1. Wait to Intervene
As parents, it is so easy to step into our children’s squabbles prematurely. When we do this, we rob them of the ability to work through their problem solving process. I’m sure I’m not telling you anything you don’t know, but remembering this in the moment can be tough. It is annoying to me to listen to my kids bicker. It’s unpleasant to hear my daughter cry the second her brother does something she doesn’t like. And it drives me nuts when they coming running up to me, tattle-tales on the tips of their tongues. But does my discomfort justify my intervention?
At a recent family gathering, I found myself intervening as my 3-year-old started to melt down over sharing a toy with her younger cousin. As I began to step in, my sister-in-law reminded me to wait, to let them work it out on their own first. And sure enough, though not without temporary tears and frustration, one lost interest in the toy and they moved along.
As adults, we solve problem after problem, whether big or small, on the daily. Sure, it would be nice to have someone older and wiser swoop in and solve it all for us, but that’s not reality. So I’ve got to quit doing my kids the disservice of taking away their ability to reason through life’s challenges.
2. Spend More Time Listening
One thing that losing your voice will do is prove how much time you spend talking each day! I take breakfast orders, I bark out commands to get little people out the door for the day, and I chat with other parents at my kids’ sporting events and activities. I pay bills over the phone, cheer for my son’s team at basketball games, and sing “Twinkle Twinkle Little Star” before bed. Not being able to do any of these things was frustrating, to put it mildly. But it also forced me to LISTEN.
In the space where my voice usually was, I could now hear my children more clearly. I could witness the ways in which they coexist when they’re not fighting; how they would voluntarily say “I love you,” to each other. I could appreciate their humor and their laughter. Instead of rushing them through their reasoning so that I could prove my point, I stayed silent long enough to finally hear them out. My voice was (shockingly) not the sole source of their existence and happiness, and in its absence, there was peace and calm and understanding. Talk about feeling humbled!
Now that my voice has returned, I’m going to try my best to hold tight to that lesson. Instead of talking over everyone, I’m going to challenge myself to stay quiet and listen to the little voices within my atmosphere; the voices that should always matter the most. The outcome of good listening is almost always infinitely better than making yourself heard. And by modeling this type of listening, the type which truly seeks to create understanding, aren’t we teaching those around us to do the same? That seems a much more powerful and farther-reaching skill.
So, it looks like I’ve found some good use for my laryngitis now.
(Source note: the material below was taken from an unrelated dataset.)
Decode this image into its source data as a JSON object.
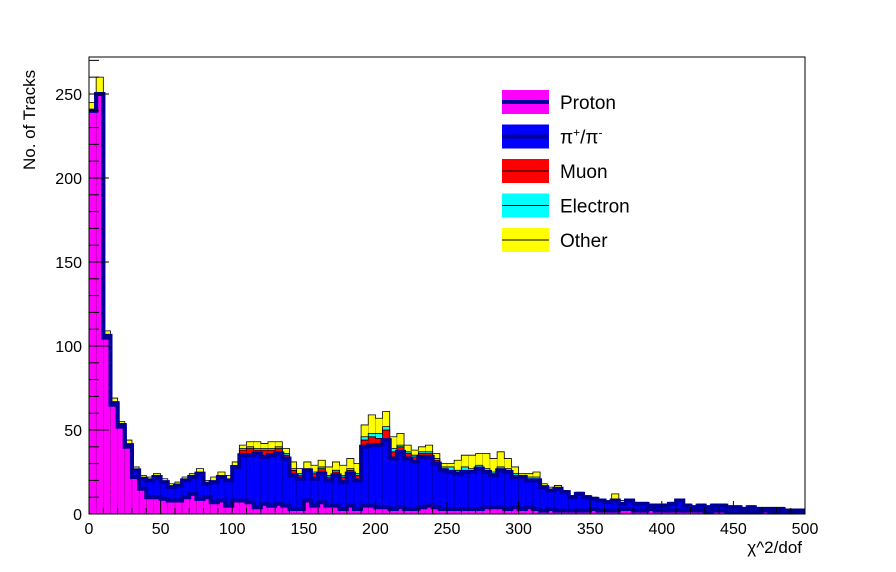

Don’t get me wrong, I’m thankful my voice is back in working condition. But, I feel like there was a purpose for its loss this time around. A gut check and a needed re-evaluation of the effectiveness of my parental voice. I’m hoping that I can carry these reminders with me from now on. So, if you need me, I’ll be over here, watching my kids duke it out over the latest amazon.com magazine and then staying quiet long enough to give them the chance to nurse each other’s wounds and find their own, authentic apologies.